On this night our crowd grew a little too unruly. A pair of policemen herded the festgoers down the street and off the strip. They asked us to move up the street in an attempt to move our crowd, and like dolphins they pecked our school of dancers along the current of Pearl Street. At the top of the hill we sat in our chair and started again, without the cover of an awning nor the storefront at our backs. We were now completely exposed.
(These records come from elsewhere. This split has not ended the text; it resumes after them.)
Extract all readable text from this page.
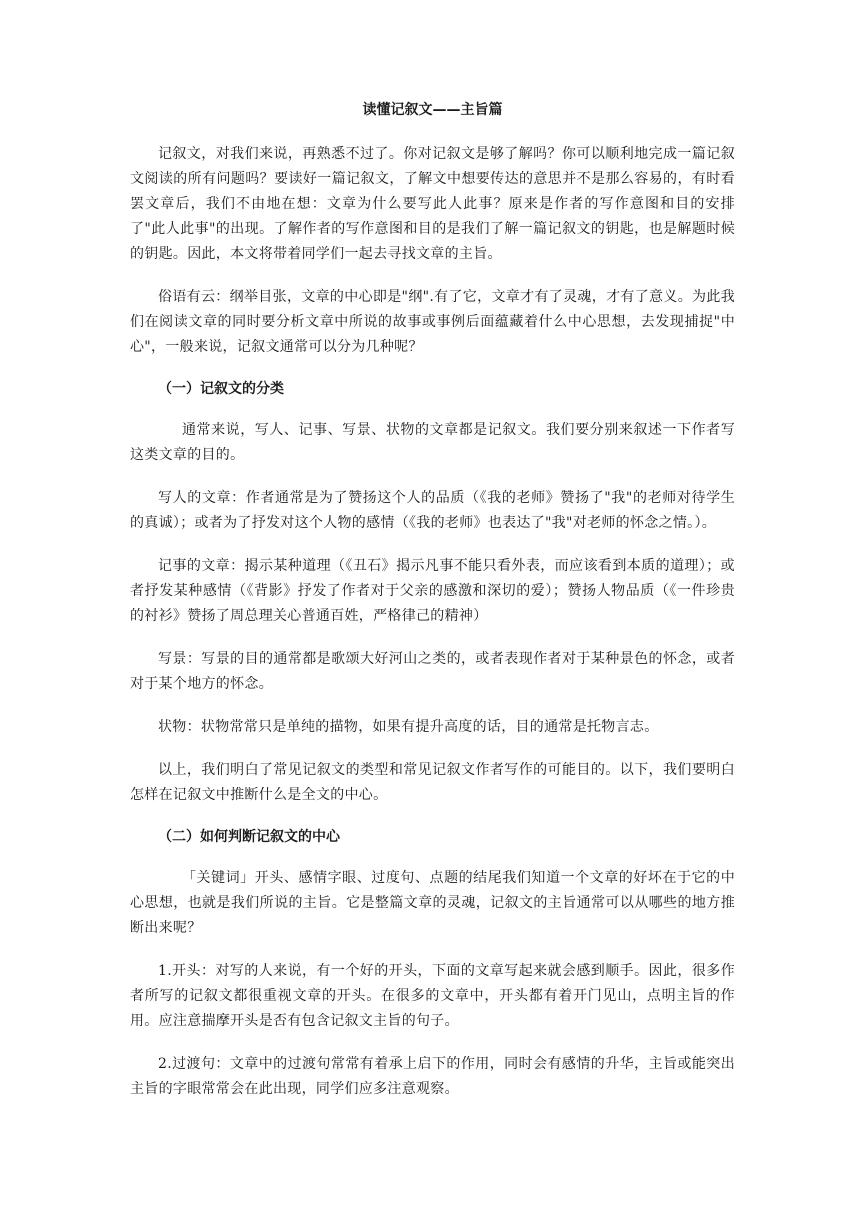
读懂记叙文——主旨篇

记叙文，对我们来说，再熟悉不过了。你对记叙文是够了解吗？你可以顺利地完成一篇记叙文阅读的所有问题吗？要读好一篇记叙文，了解文中想要传达的意思并不是那么容易的，有时看罢文章后，我们不由地在想：文章为什么要写此人此事？原来是作者的写作意图和目的安排了"此人此事"的出现。了解作者的写作意图和目的是我们了解一篇记叙文的钥匙，也是解题时候的钥匙。因此，本文将带着同学们一起去寻找文章的主旨。

俗语有云：纲举目张，文章的中心即是"纲".有了它，文章才有了灵魂，才有了意义。为此我们在阅读文章的同时要分析文章中所说的故事或事例后面蕴藏着什么中心思想，去发现捕捉"中心"，一般来说，记叙文通常可以分为几种呢？

（一）记叙文的分类

通常来说，写人、记事、写景、状物的文章都是记叙文。我们要分别来叙述一下作者写这类文章的目的。

写人的文章：作者通常是为了赞扬这个人的品质（《我的老师》赞扬了"我"的老师对待学生的真诚）；或者为了抒发对这个人物的感情（《我的老师》也表达了"我"对老师的怀念之情。）。

记事的文章：揭示某种道理（《丑石》揭示凡事不能只看外表，而应该看到本质的道理）；或者抒发某种感情（《背影》抒发了作者对于父亲的感激和深切的爱）；赞扬人物品质（《一件珍贵的衬衫》赞扬了周总理关心普通百姓，严格律己的精神）

写景：写景的目的通常都是歌颂大好河山之类的，或者表现作者对于某种景色的怀念，或者对于某个地方的怀念。

状物：状物常常只是单纯的描物，如果有提升高度的话，目的通常是托物言志。

以上，我们明白了常见记叙文的类型和常见记叙文作者写作的可能目的。以下，我们要明白怎样在记叙文中推断什么是全文的中心。

（二）如何判断记叙文的中心

「关键词」开头、感情字眼、过度句、点题的结尾我们知道一个文章的好坏在于它的中心思想，也就是我们所说的主旨。它是整篇文章的灵魂，记叙文的主旨通常可以从哪些的地方推断出来呢？

1.开头：对写的人来说，有一个好的开头，下面的文章写起来就会感到顺手。因此，很多作者所写的记叙文都很重视文章的开头。在很多的文章中，开头都有着开门见山，点明主旨的作用。应注意揣摩开头是否有包含记叙文主旨的句子。

2.过渡句：文章中的过渡句常常有着承上启下的作用，同时会有感情的升华，主旨或能突出主旨的字眼常常会在此出现，同学们应多注意观察。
So we sat in the midst of this tempest, clinging to our little pieces of hollow wood and hoping at best to ride out the storm. Faster and faster we whipped the reels, played the jigs quicker than our fingers could enunciate, stomped through waltzes and barndances more recklessly than their traditions would prefer. The recently outcast patrons curled and whirled and spun. Those standing clapped like they were mushing their sled dogs. Those dancing sweated in quickening time. In the middle we sat in our little chairs like sinking ships, the air wet and salty and warm.
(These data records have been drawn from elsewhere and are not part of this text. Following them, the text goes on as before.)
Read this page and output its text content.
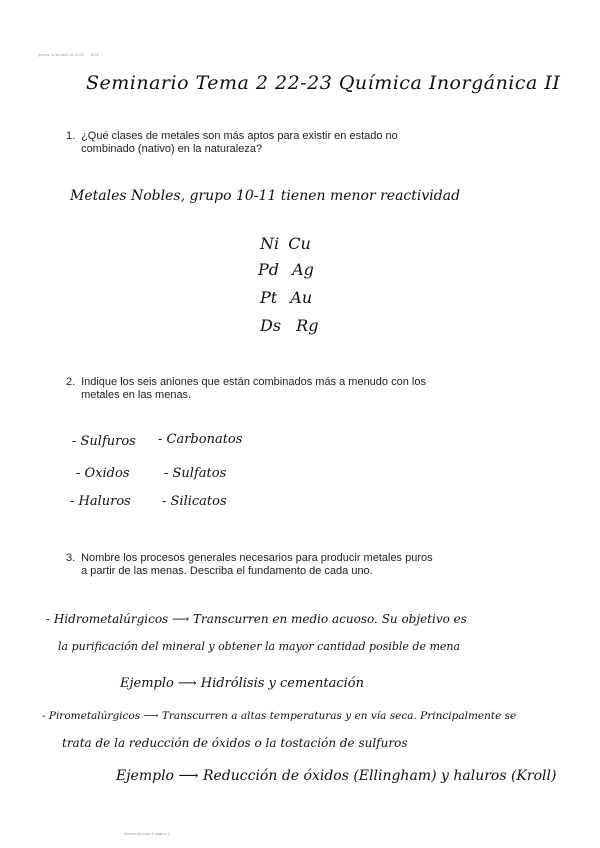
jueves, 6 de abril de 2023 8:28
Seminario Tema 2 22-23 Química Inorgánica II
1. ¿Qué clases de metales son más aptos para existir en estado no
combinado (nativo) en la naturaleza?
Metales Nobles, grupo 10-11 tienen menor reactividad
Ni Cu
Pd Ag
Pt Au
Ds Rg
2. Indique los seis aniones que están combinados más a menudo con los
metales en las menas.
- Sulfuros
- Oxidos
- Haluros
- Carbonatos
- Sulfatos
- Silicatos
3. Nombre los procesos generales necesarios para producir metales puros
a partir de las menas. Describa el fundamento de cada uno.
- Hidrometalúrgicos ⟶ Transcurren en medio acuoso. Su objetivo es
la purificación del mineral y obtener la mayor cantidad posible de mena
Ejemplo ⟶ Hidrólisis y cementación
- Pirometalúrgicos ⟶ Transcurren a altas temperaturas y en vía seca. Principalmente se
trata de la reducción de óxidos o la tostación de sulfuros
Ejemplo ⟶ Reducción de óxidos (Ellingham) y haluros (Kroll)
Nueva sección 4 página 1
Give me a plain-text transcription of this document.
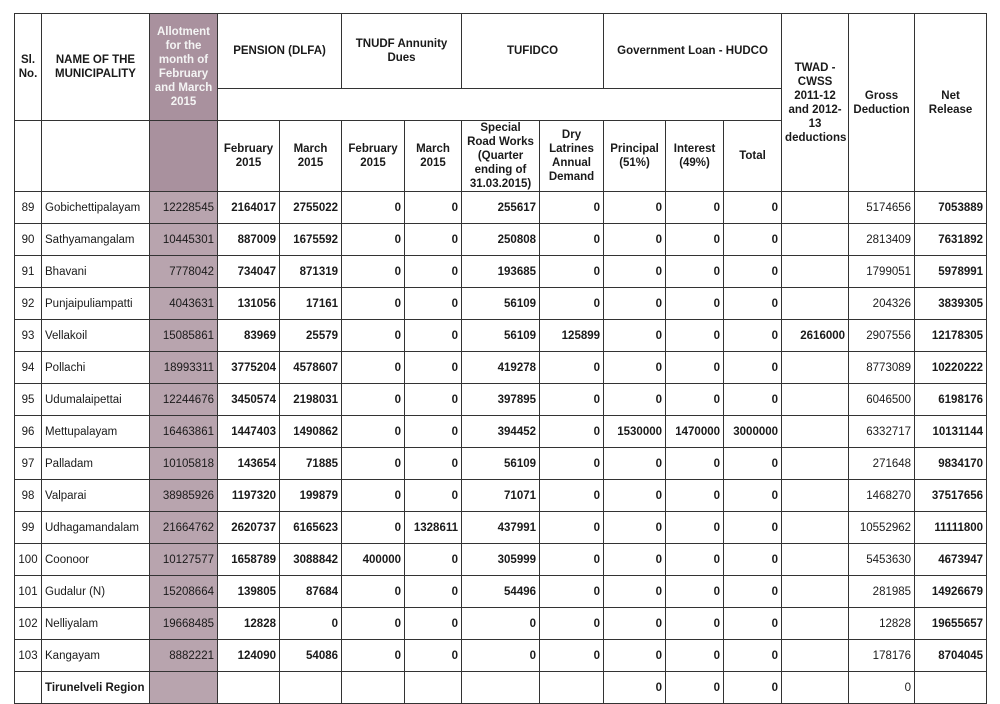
Sl. No.	NAME OF THE MUNICIPALITY	Allotment for the month of February and March 2015	PENSION (DLFA)		TNUDF Annunity Dues		TUFIDCO		Government Loan - HUDCO			TWAD - CWSS 2011-12 and 2012-13 deductions	Gross Deduction	Net Release

			February 2015	March 2015	February 2015	March 2015	Special Road Works (Quarter ending of 31.03.2015)	Dry Latrines Annual Demand	Principal (51%)	Interest (49%)	Total			
89	Gobichettipalayam	12228545	2164017	2755022	0	0	255617	0	0	0	0		5174656	7053889
90	Sathyamangalam	10445301	887009	1675592	0	0	250808	0	0	0	0		2813409	7631892
91	Bhavani	7778042	734047	871319	0	0	193685	0	0	0	0		1799051	5978991
92	Punjaipuliampatti	4043631	131056	17161	0	0	56109	0	0	0	0		204326	3839305
93	Vellakoil	15085861	83969	25579	0	0	56109	125899	0	0	0	2616000	2907556	12178305
94	Pollachi	18993311	3775204	4578607	0	0	419278	0	0	0	0		8773089	10220222
95	Udumalaipettai	12244676	3450574	2198031	0	0	397895	0	0	0	0		6046500	6198176
96	Mettupalayam	16463861	1447403	1490862	0	0	394452	0	1530000	1470000	3000000		6332717	10131144
97	Palladam	10105818	143654	71885	0	0	56109	0	0	0	0		271648	9834170
98	Valparai	38985926	1197320	199879	0	0	71071	0	0	0	0		1468270	37517656
99	Udhagamandalam	21664762	2620737	6165623	0	1328611	437991	0	0	0	0		10552962	11111800
100	Coonoor	10127577	1658789	3088842	400000	0	305999	0	0	0	0		5453630	4673947
101	Gudalur (N)	15208664	139805	87684	0	0	54496	0	0	0	0		281985	14926679
102	Nelliyalam	19668485	12828	0	0	0	0	0	0	0	0		12828	19655657
103	Kangayam	8882221	124090	54086	0	0	0	0	0	0	0		178176	8704045
	Tirunelveli Region								0	0	0		0	
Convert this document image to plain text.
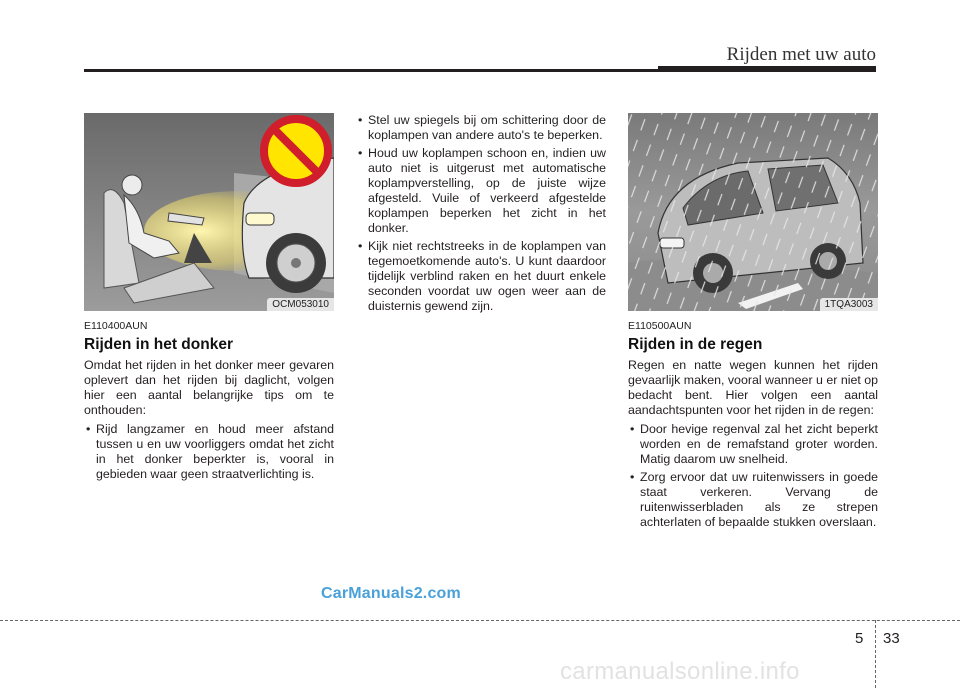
Rijden met uw auto
OCM053010
E110400AUN
Rijden in het donker

Omdat het rijden in het donker meer gevaren oplevert dan het rijden bij daglicht, volgen hier een aantal belangrijke tips om te onthouden:

• Rijd langzamer en houd meer afstand tussen u en uw voorliggers omdat het zicht in het donker beperkter is, vooral in gebieden waar geen straatverlichting is.
• Stel uw spiegels bij om schittering door de koplampen van andere auto's te beperken.
• Houd uw koplampen schoon en, indien uw auto niet is uitgerust met automatische koplampverstelling, op de juiste wijze afgesteld. Vuile of verkeerd afgestelde koplampen beperken het zicht in het donker.
• Kijk niet rechtstreeks in de koplampen van tegemoetkomende auto's. U kunt daardoor tijdelijk verblind raken en het duurt enkele seconden voordat uw ogen weer aan de duisternis gewend zijn.	1TQA3003
E110500AUN
Rijden in de regen

Regen en natte wegen kunnen het rijden gevaarlijk maken, vooral wanneer u er niet op bedacht bent. Hier volgen een aantal aandachtspunten voor het rijden in de regen:

• Door hevige regenval zal het zicht beperkt worden en de remafstand groter worden. Matig daarom uw snelheid.
• Zorg ervoor dat uw ruitenwissers in goede staat verkeren. Vervang de ruitenwisserbladen als ze strepen achterlaten of bepaalde stukken overslaan.
CarManuals2.com
5 33
carmanualsonline.info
In the space of an hour the crowd would dissipate, scattering to obligations under the bars of our surrounding establishments. The ones who had come for the event, the thrill of the moment, to drink up the music and the chance to see people wrestling with commitments and curiosity, they would hang around for a while, silent, barely moving, leaning against a light post or street sign, or hovering over our shoulders, inspecting our unspoken conversations of countenance and meter. If these people were the ones that people would turn their backs to at their destinations, then the passers-by would hasten to those places and turn their backs to them here in the street. If those people were the ones who would draw eyes away from drinks or saddle you with primal intrigue as they squeezed next to you with an empty bottle, then those walking would feel a nagging in their heel, a tugging in their at their knees, and sweetened the music before it hit their ears.

At some point we’d slacken our bows and pack our instruments. We’d split the bills three ways, split the change if anyone cared to, then fold our chairs. We’d salute each other and maybe hug, and push off into the remainder of the night still humming something from a few hours ago.